Coinciden los autores de lustre y renombre en que el fin de la modernidad se recordará en los tiempos venideros por el auge desmedido de un pensamiento ideologizado y antirrealista. Un pensamiento, pues, que prefiere sus andamiajes conceptuales prefabricados a mirar al mundo a la cara y a entenderlo tal y como es. Nada le cuesta tanto a un posmoderno al uso como abrir los ojos y que el estado real de las cosas le contradiga en algo. Si esto le sucede tendrá que apresurarse a “metainterpretar” lo que hay para que le congenie con sus razonamientos deshidratados.
Ya lo decía Dostoeivski a finales del XIX: parece que hemos nacido de una idea y que sólo nos cabe vivir en fantasías abstractas. Déjennos sin un esquema simplón al que seguir y nos sentiremos irremediablemente perdidos.
A la Iglesia -al Pueblo de Dios-, lleve mitra o pantalón vaquero, le pasa tres cuartos de lo mismo: que le cuesta respirar fuera del aire contaminado e industrial de las ideologías. Sin embargo, los cristianos sufrimos aquí un problema especialmente grave que nos daña sobremanera, y es que conciliar el mensaje de Cristo con cualquiera de los discursitos al uso es francamente complicado. Supone renuncias: en concreto la renuncia a la verdad.
Francisco lo dice de forma más contundente: “Si un cristiano se convierte en discípulo de la ideología ha perdido la fe”. Lo que quiere decir que una cosa y la otra son más o menos incompatibles. Aún así yo ya apenas conozco católicos de los que tienen fe y no ideología, porque cada vez parece que es más urgente elegir si uno es católico “conservador” y “de derechas” o católico “progresista” y “de izquierdas”. Además, esto lleva aparejada una determinada postura respecto a este Papa y al anterior. Es decir, que me han de gustar los Papas según sean “de derechas” o “de izquierdas”.

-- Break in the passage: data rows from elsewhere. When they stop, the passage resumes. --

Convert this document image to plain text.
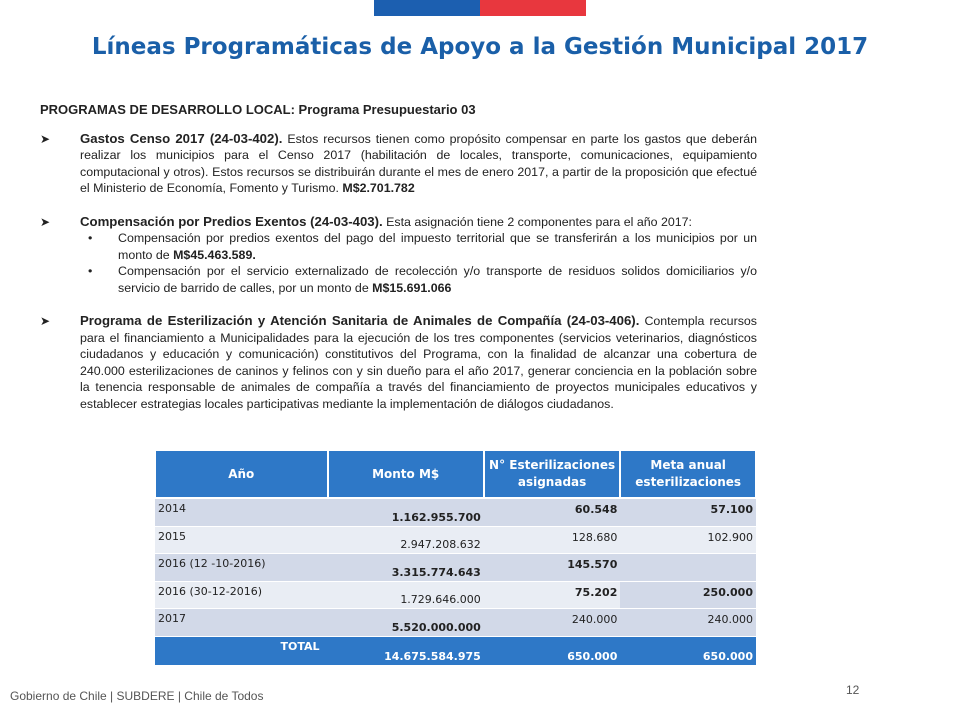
Líneas Programáticas de Apoyo a la Gestión Municipal 2017
PROGRAMAS DE DESARROLLO LOCAL: Programa Presupuestario 03
➤ Gastos Censo 2017 (24-03-402). Estos recursos tienen como propósito compensar en parte los gastos que deberán realizar los municipios para el Censo 2017 (habilitación de locales, transporte, comunicaciones, equipamiento computacional y otros). Estos recursos se distribuirán durante el mes de enero 2017, a partir de la proposición que efectué el Ministerio de Economía, Fomento y Turismo. M$2.701.782
➤ Compensación por Predios Exentos (24-03-403). Esta asignación tiene 2 componentes para el año 2017:
• Compensación por predios exentos del pago del impuesto territorial que se transferirán a los municipios por un monto de M$45.463.589.
• Compensación por el servicio externalizado de recolección y/o transporte de residuos solidos domiciliarios y/o servicio de barrido de calles, por un monto de M$15.691.066
➤ Programa de Esterilización y Atención Sanitaria de Animales de Compañía (24-03-406). Contempla recursos para el financiamiento a Municipalidades para la ejecución de los tres componentes (servicios veterinarios, diagnósticos ciudadanos y educación y comunicación) constitutivos del Programa, con la finalidad de alcanzar una cobertura de 240.000 esterilizaciones de caninos y felinos con y sin dueño para el año 2017, generar conciencia en la población sobre la tenencia responsable de animales de compañía a través del financiamiento de proyectos municipales educativos y establecer estrategias locales participativas mediante la implementación de diálogos ciudadanos.
Año	Monto M$	N° Esterilizaciones asignadas	Meta anual esterilizaciones
2014	1.162.955.700	60.548	57.100
2015	2.947.208.632	128.680	102.900
2016 (12 -10-2016)	3.315.774.643	145.570	
2016 (30-12-2016)	1.729.646.000	75.202	250.000
2017	5.520.000.000	240.000	240.000
TOTAL	14.675.584.975	650.000	650.000
Gobierno de Chile | SUBDERE | Chile de Todos	12
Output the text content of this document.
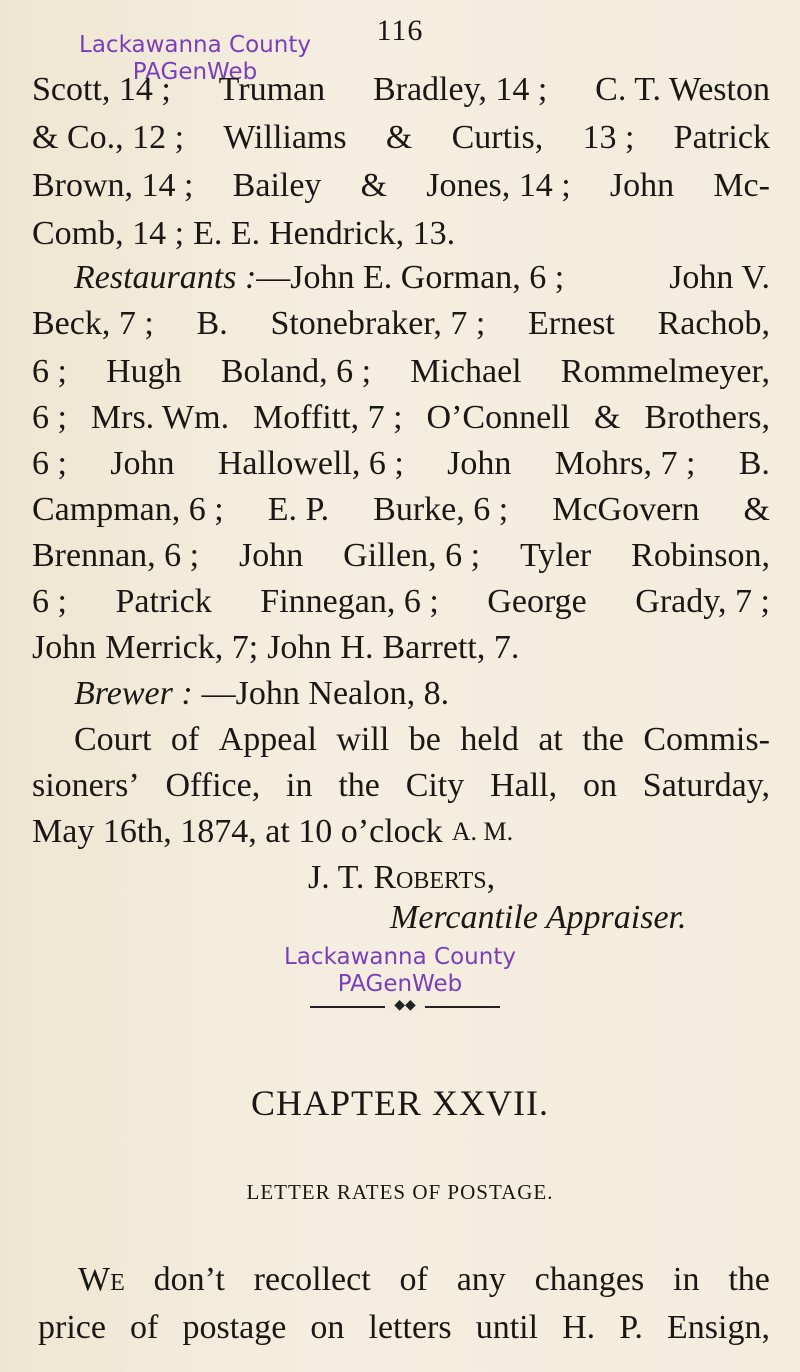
116
Lackawanna County
PAGenWeb
Scott, 14 ; Truman Bradley, 14 ; C. T. Weston
& Co., 12 ; Williams & Curtis, 13 ; Patrick
Brown, 14 ; Bailey & Jones, 14 ; John Mc-
Comb, 14 ; E. E. Hendrick, 13.
Restaurants :—John E. Gorman, 6 ;	John V.
Beck, 7 ; B. Stonebraker, 7 ; Ernest Rachob,
6 ; Hugh Boland, 6 ; Michael Rommelmeyer,
6 ; Mrs. Wm. Moffitt, 7 ; O’Connell & Brothers,
6 ; John Hallowell, 6 ; John Mohrs, 7 ; B.
Campman, 6 ; E. P. Burke, 6 ; McGovern &
Brennan, 6 ; John Gillen, 6 ; Tyler Robinson,
6 ; Patrick Finnegan, 6 ; George Grady, 7 ;
John Merrick, 7; John H. Barrett, 7.
Brewer : —John Nealon, 8.
Court of Appeal will be held at the Commis-
sioners’ Office, in the City Hall, on Saturday,
May 16th, 1874, at 10 o’clock A. M.
J. T. Roberts,
Mercantile Appraiser.
Lackawanna County
PAGenWeb
◆◆
CHAPTER XXVII.
LETTER RATES OF POSTAGE.
We don’t recollect of any changes in the
price of postage on letters until H. P. Ensign,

Efectivamente: fe o ideología.
En estas que un buen amigo me interroga sobre la fundación de un partido católico, y yo me pregunto si hay alguna realidad política más densa y profunda que el pueblo que nace de la Eucaristía y si hay alguna acción política más intensa y transformadora que la vida que se apega –de forma sencilla y fiel- a Cristo.